Wednesday was the high of the week, opening at 403.35 c/lb, hitting a massive 418.05 c/lb, before closing at a still substantial 413.60 c/lb. A trading range of 15.05 c/lb, and the highest the market hit in two weeks.
Thursday saw a sharp reversal of the previous day’s rally, retreating after failing to sustain follow-through buying at the high levels seen on Wednesday. Open was 415.50 c/lb, close to the high of 416.25 c/lb, and close was 395.75 c/lb, which was also the low of the day.
Friday saw another reversal, with the market rallying once more. Although not before bouncing between 393.65 c/lb and 412.65 c/lb. The largest daily range of the week at 19 c/lb. Friday also saw the first day of the commodity index fund rolling period, which will continue until Thursday, 13th November.
Overall, the week trended bullish, closing at 407.80 c/lb, 15.05 c/lb higher than open. Although the degree of volatility in the market day to day was very high. Much of the movement in this reporting period has been driven by speculators, with many of the industry buyers remaining largely on the sidelines.
Origin
Weather in Brazil is currently looking promising, there has been enough rain for the flowers to set, meaning the outlook for the 26/27 crop is positive, with some even suggesting it will be a record-breaking crop! However, the tariff issue has yet to be resolved. A meeting between Lula and Trump took place on 26th October at the Association of Southeast Asian Nations (ASEAN) Summit in Kuala Lumpur, which was described as “constructive” and further negotiations between the US and Brazil are to take place.

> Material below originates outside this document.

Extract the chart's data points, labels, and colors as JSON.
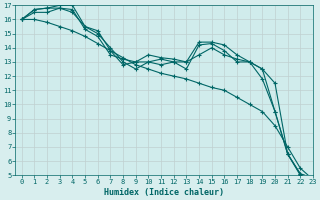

In the US, the Senate has also passed legislation to overturn the tariffs against Brazil, with the Senate passing this measure 52 votes to 48, with support from both Republicans and Democrats. This bill is currently with the House of Representatives, where it is expected to be stalled. The House is controlled by Republicans and has repeatedly voted against attempts to overturn Trump’s tariffs. The ongoing impact of the 50% on Brazil is that producers and exporters are holding back as they are reluctant to sell, slowing the flow of coffee.
COT & Certified Stocks
October 1, 2025: During the shutdown of the federal government, Commitments of Traders Reports will not be published. When the federal government operations return to normal, CFTC will resume publication of the Commitments of Traders in chronological order.
Currency & Macro Outlook
DXY
The US Dollar remains under pressure as the US government shutdown continues. The longer it goes on for, the more likely the US economy will suffer as a result. This shutdown began on 1st October and has so far lasted 40 days (at the time of writing), making it the longest shutdown in US history. As a result of the shutdown many government services are suspended, and around 1.4 million federal employees are not being paid, some are working unpaid, others are not working. The impact is serious and widespread, including air travel and food benefits for over 41 million low-income Americans. The impact on the US Dollar has been that the DXY Index has been decreasing in value since 5th November, sitting at 99.60 by the end of the week, after hitting 100.36 on 5th.
GBP/USD
Sterling had a mixed week. Beginning the week at 1.313 GBP/USD, dropping on Wednesday to 1.301, and recovering by Friday and closing at 1.316.
EUR/USD
The Euro followed a similar pattern, opening 1.153, dropping to 1.146 on Wednesday, before recovering and closing at 1.156 on Friday. As both currencies experienced similar fluctuations against the US Dollar, it is likely these moves were driven more by USD fluctuations than GBP or EUR.